Blood Clues: Proteins Predict Cancer 7 Years in Advance

Researchers have identified specific proteins in the blood that may signal the presence of cancer more than seven years before diagnosis. The scientists discovered 618 proteins associated with 19 types of cancer, including bowel, prostate, and breast cancers.

Among these proteins, 107 were found in individuals whose blood was collected at least seven years before they were diagnosed with cancer. These proteins could potentially be targeted for cancer prevention, shifting the focus from detection to prevention, and with further research, they could lead to the development of drugs that stop cancer before it begins.

The two studies, funded by Cancer Research UK and conducted by Oxford Population Health, suggest that these proteins might play a role in the early stages of cancer development and could indicate an increased risk of the disease. Early detection through these proteins could enable treatment at an earlier stage or even prevent cancer altogether.

Professor Ruth Travis, a senior molecular epidemiologist at Oxford Population Health and a senior author of the studies, emphasized the importance of understanding the factors driving the earliest stages of cancer to prevent it. She noted that these studies provide new insights into the causes and biology of various cancers, highlighting what happens years before a cancer diagnosis.

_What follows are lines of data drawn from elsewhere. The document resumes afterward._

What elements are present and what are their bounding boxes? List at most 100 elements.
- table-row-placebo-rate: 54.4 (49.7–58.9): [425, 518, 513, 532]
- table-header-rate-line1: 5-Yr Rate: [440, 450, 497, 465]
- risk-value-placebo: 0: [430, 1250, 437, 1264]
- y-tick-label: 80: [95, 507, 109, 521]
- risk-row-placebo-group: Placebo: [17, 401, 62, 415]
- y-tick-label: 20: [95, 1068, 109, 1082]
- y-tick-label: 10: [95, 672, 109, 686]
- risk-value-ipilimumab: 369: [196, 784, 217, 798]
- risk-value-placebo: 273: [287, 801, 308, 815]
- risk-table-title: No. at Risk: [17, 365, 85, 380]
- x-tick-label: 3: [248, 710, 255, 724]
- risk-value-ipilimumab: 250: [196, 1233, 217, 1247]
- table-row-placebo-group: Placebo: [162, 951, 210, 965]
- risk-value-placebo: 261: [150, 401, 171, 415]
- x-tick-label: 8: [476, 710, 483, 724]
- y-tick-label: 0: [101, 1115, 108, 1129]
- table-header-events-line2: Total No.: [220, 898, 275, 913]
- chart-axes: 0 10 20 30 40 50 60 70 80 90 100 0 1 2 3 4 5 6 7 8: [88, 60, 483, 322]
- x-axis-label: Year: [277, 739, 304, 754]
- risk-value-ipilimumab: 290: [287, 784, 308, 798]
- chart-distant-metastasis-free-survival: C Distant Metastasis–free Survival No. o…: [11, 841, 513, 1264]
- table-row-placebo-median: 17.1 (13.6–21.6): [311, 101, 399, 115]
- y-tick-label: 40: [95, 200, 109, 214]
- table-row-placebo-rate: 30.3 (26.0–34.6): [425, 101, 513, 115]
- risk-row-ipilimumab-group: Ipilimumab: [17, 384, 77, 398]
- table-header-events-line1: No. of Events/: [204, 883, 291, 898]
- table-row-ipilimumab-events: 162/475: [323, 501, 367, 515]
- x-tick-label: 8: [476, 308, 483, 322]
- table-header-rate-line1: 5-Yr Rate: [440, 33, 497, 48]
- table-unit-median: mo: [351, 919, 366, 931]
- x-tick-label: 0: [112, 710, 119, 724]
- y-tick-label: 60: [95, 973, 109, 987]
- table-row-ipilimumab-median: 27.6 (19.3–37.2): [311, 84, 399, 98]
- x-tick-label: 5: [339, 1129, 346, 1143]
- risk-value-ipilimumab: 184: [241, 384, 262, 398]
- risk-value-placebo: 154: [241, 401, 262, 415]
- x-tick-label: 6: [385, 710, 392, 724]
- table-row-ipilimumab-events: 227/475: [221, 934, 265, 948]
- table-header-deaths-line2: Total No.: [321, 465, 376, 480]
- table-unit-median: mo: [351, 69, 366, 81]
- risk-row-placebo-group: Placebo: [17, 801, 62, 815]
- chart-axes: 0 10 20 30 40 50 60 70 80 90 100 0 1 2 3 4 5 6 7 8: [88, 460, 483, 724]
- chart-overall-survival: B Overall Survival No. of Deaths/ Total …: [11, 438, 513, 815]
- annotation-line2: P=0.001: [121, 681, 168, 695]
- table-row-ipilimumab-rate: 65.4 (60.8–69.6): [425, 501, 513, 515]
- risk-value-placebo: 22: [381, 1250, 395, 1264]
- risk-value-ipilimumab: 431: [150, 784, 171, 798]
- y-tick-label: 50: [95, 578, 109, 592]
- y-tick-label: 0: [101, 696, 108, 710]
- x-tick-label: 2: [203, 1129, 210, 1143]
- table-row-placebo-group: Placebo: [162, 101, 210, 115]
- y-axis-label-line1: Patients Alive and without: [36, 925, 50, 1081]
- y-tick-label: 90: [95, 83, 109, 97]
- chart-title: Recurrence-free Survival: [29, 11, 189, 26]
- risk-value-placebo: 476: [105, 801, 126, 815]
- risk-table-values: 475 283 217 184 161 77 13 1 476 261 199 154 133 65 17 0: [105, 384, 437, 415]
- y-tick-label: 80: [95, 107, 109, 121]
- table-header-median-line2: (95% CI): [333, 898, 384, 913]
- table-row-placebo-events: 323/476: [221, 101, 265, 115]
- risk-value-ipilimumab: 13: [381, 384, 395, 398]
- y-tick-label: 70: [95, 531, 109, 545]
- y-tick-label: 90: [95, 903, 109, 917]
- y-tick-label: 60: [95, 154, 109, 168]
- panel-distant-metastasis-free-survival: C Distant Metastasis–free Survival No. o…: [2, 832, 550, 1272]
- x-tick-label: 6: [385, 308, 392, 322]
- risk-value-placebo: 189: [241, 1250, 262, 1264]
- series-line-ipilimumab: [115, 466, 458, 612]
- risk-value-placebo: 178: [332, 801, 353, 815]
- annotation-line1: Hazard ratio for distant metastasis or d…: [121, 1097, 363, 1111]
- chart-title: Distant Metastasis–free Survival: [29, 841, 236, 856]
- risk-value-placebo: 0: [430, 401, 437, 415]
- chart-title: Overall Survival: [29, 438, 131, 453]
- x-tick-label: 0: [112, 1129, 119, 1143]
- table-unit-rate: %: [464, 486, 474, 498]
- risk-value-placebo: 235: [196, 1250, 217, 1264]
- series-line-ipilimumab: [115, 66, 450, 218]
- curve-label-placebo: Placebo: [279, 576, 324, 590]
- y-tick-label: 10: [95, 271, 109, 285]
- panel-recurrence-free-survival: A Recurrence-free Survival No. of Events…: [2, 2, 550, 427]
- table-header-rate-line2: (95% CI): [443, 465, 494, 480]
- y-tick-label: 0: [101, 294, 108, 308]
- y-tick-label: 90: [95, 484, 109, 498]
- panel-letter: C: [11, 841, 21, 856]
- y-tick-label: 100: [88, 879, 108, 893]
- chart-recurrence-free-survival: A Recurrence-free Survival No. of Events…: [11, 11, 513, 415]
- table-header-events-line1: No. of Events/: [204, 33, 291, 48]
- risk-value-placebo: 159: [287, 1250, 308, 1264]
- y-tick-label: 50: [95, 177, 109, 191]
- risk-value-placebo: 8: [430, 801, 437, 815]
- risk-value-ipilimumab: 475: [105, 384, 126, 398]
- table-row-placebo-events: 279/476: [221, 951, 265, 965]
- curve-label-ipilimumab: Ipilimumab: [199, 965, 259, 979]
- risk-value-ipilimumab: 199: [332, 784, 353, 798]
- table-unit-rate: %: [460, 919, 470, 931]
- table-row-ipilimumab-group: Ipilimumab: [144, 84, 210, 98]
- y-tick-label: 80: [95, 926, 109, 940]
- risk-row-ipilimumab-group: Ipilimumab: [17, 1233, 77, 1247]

Dr. Iain Foulkes, executive director of research and innovation at Cancer Research UK, highlighted the significance of finding early molecular signals for preventing cancer. He stated that this painstaking research is crucial for developing preventative therapies, which aim to extend and improve lives by eliminating the fear of cancer.

In the first study, researchers analyzed blood samples from the UK Biobank, which included samples from more than 44,000 individuals, 4,900 of whom were later diagnosed with cancer. They used proteomics, the study of proteins, to analyze 1,463 proteins in a single blood sample from each person. By comparing the proteins in those later diagnosed with cancer to those who were not, the researchers identified proteins linked to cancer risk, finding 182 proteins that varied in the blood three years before diagnosis.

The second study involved analyzing genetic data from over 300,000 cancer cases to determine which blood proteins were involved in cancer development and could be targeted by new treatments. They identified 40 proteins in the blood that influenced the risk of nine types of cancer, including bladder, breast, endometrial, head and neck, lung, ovarian, pancreatic, kidney, and malignant non-melanoma cancers.

The findings suggest that altering these proteins could change the likelihood of developing cancer, although it may also lead to unintended side effects. The researchers stress the need for further investigation to determine the exact role of these proteins in cancer development, identify the most reliable ones for testing, develop clinical tests for detection, and find drugs that target these proteins.

Currently, the Galleri test, which detects circulating tumor DNA in the blood, is being trialed in the NHS. Researchers propose that the newly discovered proteins could be used for cancer prevention, emphasizing the ongoing need for prevention and early detection to improve cancer survival rates.

The findings are published in the Nature Communications journal.